In the research paper, The Landscape of Parallel Computing Research: A View from Berkeley, the researchers explore the diminishing returns present from parallelization. Most programs make most extensive use of a few cores or threads, and even the highly parallelized programs see diminishing performance returns after having a certain number of cores. This loss can potentially be mitigated against by higher per core efficiency, as well as writing smarter algorithms for optimal efficiency.
On-Chip vs. Off-Chip Parallel Processing
Digital Signal Processing is now used in a variety of different applications, and has become an increasingly attractive option due to the decrease in single-chip DSPs. With cheaper DSPs, manufacturers can use multiple, or parallel, DSP implementations that benefit from higher throughput and real-time processing capabilities. There are two types of parallel processing enhancements: on-chip and off-chip implementations.

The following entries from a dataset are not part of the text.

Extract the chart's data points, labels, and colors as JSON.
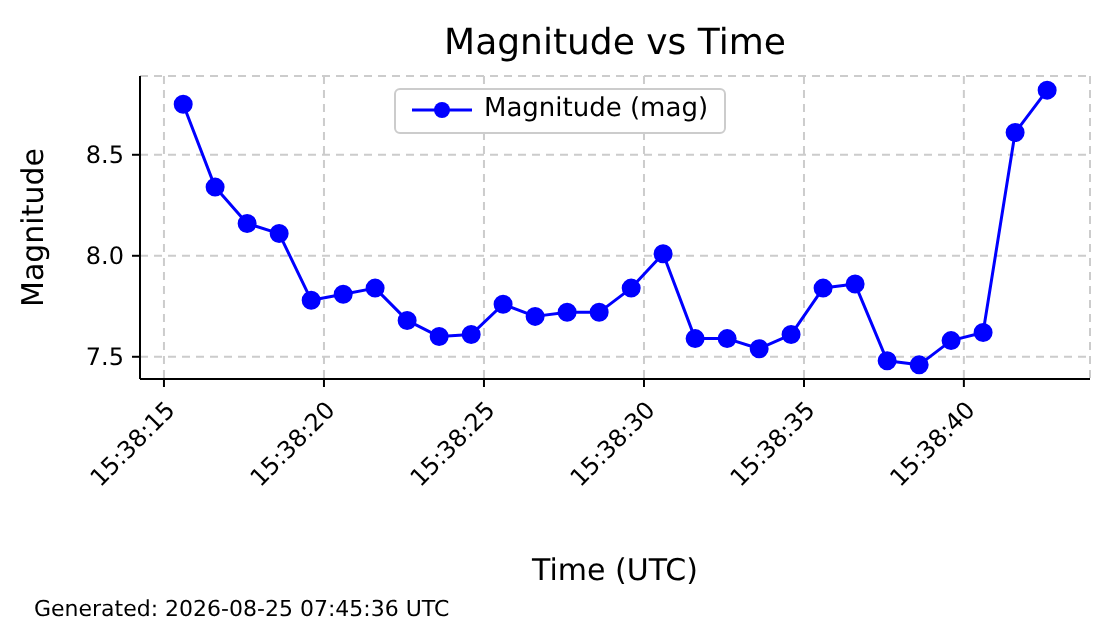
{
  "chart_data": {
    "type": "line",
    "title": "Magnitude vs Time",
    "xlabel": "Time (UTC)",
    "ylabel": "Magnitude",
    "annotations": [
      "Generated: 2026-08-25 07:45:36 UTC"
    ],
    "x": [
      15.637667,
      15.637944,
      15.638222,
      15.6385,
      15.638778,
      15.639056,
      15.639333,
      15.639611,
      15.639889,
      15.640167,
      15.640444,
      15.640722,
      15.641,
      15.641278,
      15.641556,
      15.641833,
      15.642111,
      15.642389,
      15.642667,
      15.642944,
      15.643222,
      15.6435,
      15.643778,
      15.644056,
      15.644333,
      15.644611,
      15.644889,
      15.645167
    ],
    "series": [
      {
        "name": "Magnitude (mag)",
        "color": "#0000ff",
        "values": [
          8.75,
          8.34,
          8.16,
          8.11,
          7.78,
          7.81,
          7.84,
          7.68,
          7.6,
          7.61,
          7.76,
          7.7,
          7.72,
          7.72,
          7.84,
          8.01,
          7.59,
          7.59,
          7.54,
          7.61,
          7.84,
          7.86,
          7.48,
          7.46,
          7.58,
          7.62,
          8.61,
          8.82
        ]
      }
    ],
    "xlim": [
      15.637292,
      15.645539
    ],
    "xticks": [
      {
        "value": 15.6375,
        "label": "15:38:15"
      },
      {
        "value": 15.638889,
        "label": "15:38:20"
      },
      {
        "value": 15.640278,
        "label": "15:38:25"
      },
      {
        "value": 15.641667,
        "label": "15:38:30"
      },
      {
        "value": 15.643056,
        "label": "15:38:35"
      },
      {
        "value": 15.644444,
        "label": "15:38:40"
      }
    ],
    "ylim": [
      7.39,
      8.89
    ],
    "yticks": [
      {
        "value": 7.5,
        "label": "7.5"
      },
      {
        "value": 8,
        "label": "8.0"
      },
      {
        "value": 8.5,
        "label": "8.5"
      }
    ],
    "grid": true,
    "legend": "top",
    "marker": "circle",
    "line_style": "solid"
  }
}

On-chip parallel processing involves strategic architectural enhancements to better increase throughput of each instruction. One approach is through superpipelining, which is a technique that separates instructions pipelines into even smaller pipeline stages. With this, processing for the next instruction can occur before the current instruction finishes. Another technique is through superscaling, in which the chip’s architecture contains multiple pipelines, each executing its own instruction simultaneously. Research is currently being implemented on a Multi-CPU integration method, in which multiple CPUs lie in a single silicon, each processing its own unique instructions.
Off-chip parallel processing is needed to address the shortcomings of on-chip methods. Because there is always a throughput limitation for how efficient pipelined approaches are, off-chip methods such as multiple processor integration has been a big point of research. Unlike the Multi-CPU on-chip integration method described above, off-chip parallel processing takes advantage of multiple different processors and combines them through a unique processor-to-processor approach. Due to this, all of the on-chip parallel processing benefits still remain for each individual processor, but additional hardware can easily be added depending on the performance requirements.
Implementing Parallel Processing in code
Writing code that takes full advantage of the parallel capabilities of CPUs, and even GPUs , used to be difficult unless you were very good at writing assembly. With parallel computing being more necessary, and with hardware being more capable of parallelizing instructions, a consortium of companies created OpemMP (Open Multi-processing). OpenMP is an API built to work with C/C++ and Fortran that lets programmers easily create threads in the “fork-join” method. Programmers can give instructions to each thread individually or use the compiler directives to let the API handle the thread creation and work assignment. It is open-source and contains a lot of optimizations. With OpenMp and CPUs increasing their thread count and processing power, it is really simple to integrate parallel processing in your C/C++ code.
Implementing parallelism in GPUs is slightly different. GPUs are a little more inflexible compared to CPUs. However, this means they are very fast when you have to do many, many repeated calculations. They are specialized for that type of work. The performance in a GPU drops when you ask it to do something more generalized, like follow a linked list in memory. There is a similar API (also maintained by a consortium of companies) to simplify using a GPU. This API is called OpenCL. It works similarly to OpenMP, just on a GPU instead. Nvidia has their own API called CUDA, which is optimized for Nvidia graphics cards, and only works on their own graphics cards. OpenCL works on every graphics card that has the proper drivers (including Nvidia graphics cards).